Pointing to such events as the disastrous response to Hurricane Katrina, the nooses hanging in Jena, Louisiana, and the epidemic of hate crimes on college campuses across the country – not to mention continuing racism in voting rights, housing, health and education, and a hostile environment to immigrants - USHRN says that the Bush administration’s track record on race has been an abysmal failure. And the group notes that the U.S. government whitewashed its report to the UN on its compliance with the Race Convention (or lack thereof).
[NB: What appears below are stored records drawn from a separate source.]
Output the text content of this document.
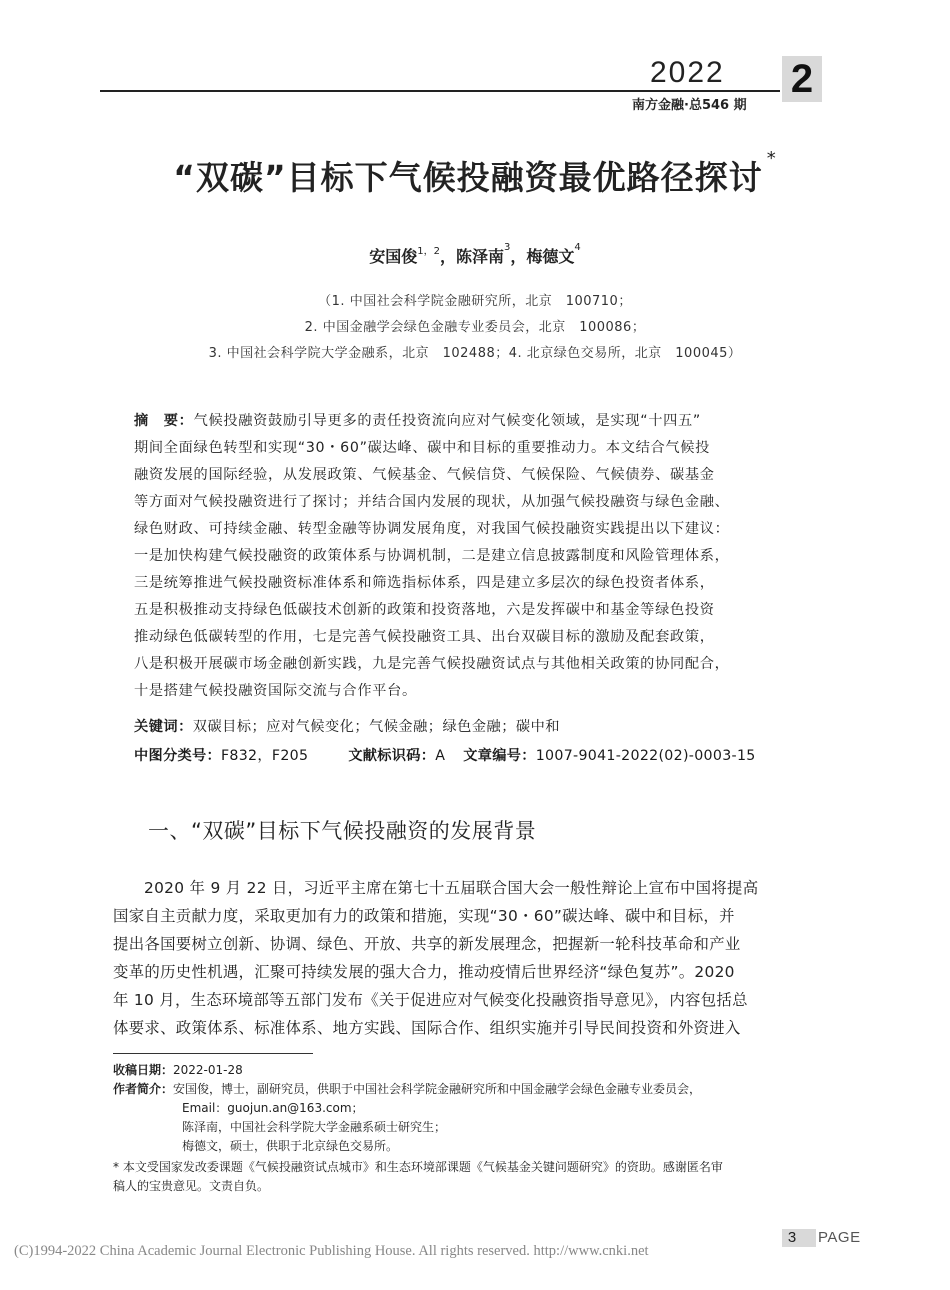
2022 2
南方金融·总546 期
“双碳”目标下气候投融资最优路径探讨 *
安国俊$^{1,2}$，陈泽南$^3$，梅德文$^4$
（1. 中国社会科学院金融研究所，北京　100710；
2. 中国金融学会绿色金融专业委员会，北京　100086；
3. 中国社会科学院大学金融系，北京　102488；4. 北京绿色交易所，北京　100045）
摘　要：气候投融资鼓励引导更多的责任投资流向应对气候变化领域，是实现“十四五”
期间全面绿色转型和实现“30・60”碳达峰、碳中和目标的重要推动力。本文结合气候投
融资发展的国际经验，从发展政策、气候基金、气候信贷、气候保险、气候债券、碳基金
等方面对气候投融资进行了探讨；并结合国内发展的现状，从加强气候投融资与绿色金融、
绿色财政、可持续金融、转型金融等协调发展角度，对我国气候投融资实践提出以下建议：
一是加快构建气候投融资的政策体系与协调机制，二是建立信息披露制度和风险管理体系，
三是统筹推进气候投融资标准体系和筛选指标体系，四是建立多层次的绿色投资者体系，
五是积极推动支持绿色低碳技术创新的政策和投资落地，六是发挥碳中和基金等绿色投资
推动绿色低碳转型的作用，七是完善气候投融资工具、出台双碳目标的激励及配套政策，
八是积极开展碳市场金融创新实践，九是完善气候投融资试点与其他相关政策的协同配合，
十是搭建气候投融资国际交流与合作平台。
关键词：双碳目标；应对气候变化；气候金融；绿色金融；碳中和
中图分类号：F832，F205	文献标识码：A 文章编号：1007-9041-2022(02)-0003-15
一、“双碳”目标下气候投融资的发展背景
2020 年 9 月 22 日，习近平主席在第七十五届联合国大会一般性辩论上宣布中国将提高
国家自主贡献力度，采取更加有力的政策和措施，实现“30・60”碳达峰、碳中和目标，并
提出各国要树立创新、协调、绿色、开放、共享的新发展理念，把握新一轮科技革命和产业
变革的历史性机遇，汇聚可持续发展的强大合力，推动疫情后世界经济“绿色复苏”。2020
年 10 月，生态环境部等五部门发布《关于促进应对气候变化投融资指导意见》，内容包括总
体要求、政策体系、标准体系、地方实践、国际合作、组织实施并引导民间投资和外资进入
收稿日期：2022-01-28
作者简介：安国俊，博士，副研究员，供职于中国社会科学院金融研究所和中国金融学会绿色金融专业委员会，
Email：guojun.an@163.com；
陈泽南，中国社会科学院大学金融系硕士研究生；
梅德文，硕士，供职于北京绿色交易所。
* 本文受国家发改委课题《气候投融资试点城市》和生态环境部课题《气候基金关键问题研究》的资助。感谢匿名审
稿人的宝贵意见。文责自负。
3	PAGE
(C)1994-2022 China Academic Journal Electronic Publishing House. All rights reserved. http://www.cnki.net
For example:
- The U.S. government’s report, issued by the State Department, chose to ignore the racially-tinged issue of police brutality.
- Failing to comply with the convention by providing statistics on racism at the state level, the government report only provided full information on Oregon, South Carolina, Illinois and New Mexico, and chose to ignore states with large populations of immigrants and people of color, including New York, California, Texas and Florida.
- The report pointed to programs that encourage sensitivity by law enforcement to Arab and Muslim communities, yet failed to acknowledge the racial profiling and targeting of Arabs, Muslims and South Asians by law enforcement in the post-9/11 era.
- The State Department report failed to address the “school to prison pipeline” that funnels Black and Brown children into prison through discriminatory policies and under-funded public schools. And the government report dared to suggest that the wide disparities in the criminal justice system (African Americans and Latinos are 60 percent of the nation’s prison population) are not due to the effects of racist policies, but are “related to differential involvement in crime.”
Certainly, those who oppose equality and justice for all, including the Bush administration, are inclined to say that people of color should stop complaining and learn to take personal responsibility. They should top whining, stop playing the victim, and learn to pull themselves up by their bootstraps, the argument goes.
And certainly, the fox has been known to lecture the residents of the henhouse on the virtues of personal responsibility.
The Bush administration has proven itself unable and unwilling to promote equality in America, to make the land whole. On a regular basis, this column and others provide a detailed account of the crisis of racial injustice in America, and the ways in which this administration, in criminal fashion, has stoked the fires of racial hatred, trampled on the civil rights and voting rights of people of color, and encouraged the widening gap of inequality in the land of the free. This country has failed to come to terms with its devastating legacy of genocide, slavery and Jim Crow, and its present-day incarnations.
Although USHRN calls on the U.S. to address this abysmal track record and to take action to bring the U.S. in compliance with its international obligations, it does not seem likely that much can be expected in the final year of the Bush regime. Perhaps we can begin to heal the land once the “compassionate conservative” crowd in Washington leaves the White House and takes their white sheets and brown shirts with them.
America, your record on racism drips with hypocrisy. As the self-proclaimed beacon of human rights, yet a chronically habitual human rights offender and purveyor of wolf tickets, now is the time to clean up your act and practice what you preach. International standards demand no less.